Besides seeking the benefits under the DTAA treaty, Tiger Global also pointed out that it had sold its stake in a Singapore-based entity of Flipkart. Based on this, the VC company urged that it need not pay the capital gains tax in India.
It is worth noting that Tiger Global’s stake in Flipkart’s Singapore based entity was sold to Walmart’s Luxembourg entity FIT Holdings for over INR 14,500 Cr in 2018. Notably, Tiger Global had invested in Flipkart through Mauritius-based Tiger Global International II, III and IV Holdings.
In response, AAR said that although Tiger Global had sold stakes in a Singapore-based entity of Flipkart, the ecommerce major reported most of its revenues coming from India. Therefore, the AAR now wants Tiger Global to pay the capital gains taxes in India.
Why Indian Startups Choose The Singapore Route?
In the last decade, many Indian startups followed Flipkart’s approach and restructured themselves to set up a Singapore-based entity. While India and Singapore share a lot in terms of culture and history, it is the tax benefits which appeal the Indian startups most to get an operating entity in Singapore.
For instance, the corporate tax rate, which was over 30% until 2018, for domestic companies in India stands at around 25.17% in 2020. On the other hand, Singapore charges only 17% corporate tax.
Further, In India, dividend distribution is taxed at 15%. This means that all the shareholders of the company will have to pay taxes on the distribution of profits (dividends). However, Singapore avoids any such double taxation and therefore the dividends to the shareholders are not taxed separately.
Further, capital gains tax in India is taxed around 20%, which can be seen penalising the risk-taking appetite of investors. Contrary to India, no tax is due on the sales of shares, properties and intangible assets in Singapore. This is one of the major reasons why Indian startups have set up a Singapore-based entity as well.
PE and VC investors take a huge amount of risks to invest in startups. In return, they have to pay around 20% capital gains tax in India if they hold the share for more than 24 months.
Bora said that the capital gains tax doesn’t become unattractive for investors as well as startup founders. “20% is a significant amount and the balance sheet takes a decent hit after paying this tax,” Bora said.
Will Investors Pull Out From India?
Meanwhile, in the current scenario, where most of the deals are postponing due to the economic downturn, turning off investors doesn’t seem to be an effective approach.

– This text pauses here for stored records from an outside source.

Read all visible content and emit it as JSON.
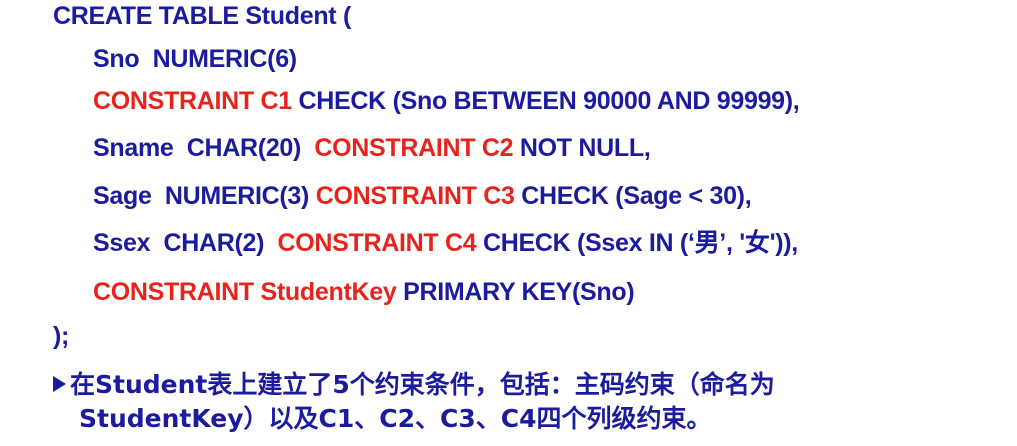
{
  "code": {
    "line0": "CREATE TABLE Student (",
    "line1": "Sno  NUMERIC(6)",
    "line2": {
      "red": "CONSTRAINT C1",
      "blue": " CHECK (Sno BETWEEN 90000 AND 99999),"
    },
    "line3": {
      "blue1": "Sname  CHAR(20)  ",
      "red": "CONSTRAINT C2",
      "blue2": " NOT NULL,"
    },
    "line4": {
      "blue1": "Sage  NUMERIC(3) ",
      "red": "CONSTRAINT C3",
      "blue2": " CHECK (Sage < 30),"
    },
    "line5": {
      "blue1": "Ssex  CHAR(2)  ",
      "red": "CONSTRAINT C4",
      "blue2": " CHECK (Ssex IN (‘男’, '女')),"
    },
    "line6": {
      "red": "CONSTRAINT StudentKey",
      "blue": " PRIMARY KEY(Sno)"
    },
    "line7": ");"
  },
  "note": {
    "line1": "在Student表上建立了5个约束条件，包括：主码约束（命名为",
    "line2": "StudentKey）以及C1、C2、C3、C4四个列级约束。"
  },
  "colors": {
    "text_blue": "#1b1b9e",
    "keyword_red": "#e8231c"
  },
  "icons": {
    "bullet": "triangle-bullet-icon"
  }
}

Industry experts are expecting the government to create an investment-friendly ecosystem in India. On the other hand, rulings like AAR may turn away investors from the country as the policies still remain blurry while tax departments increase their scrutiny.
For many of such startups and investors, the recent ARR decision might seem like a setback. Dhruva Advisors’s Gupta said, “If the tax department increases the scrutiny on startups having Singapore-based entities then their entire restructuring plans are in shackles.”
However, for every problem, there’s a solution and for this, experts suggest that opening up offshore businesses might help. One of the possible solutions is that if any Singapore based entity can show that its major business is from outside India then the income tax department can’t force investors, at the time of exit, to pay capital gains tax in India.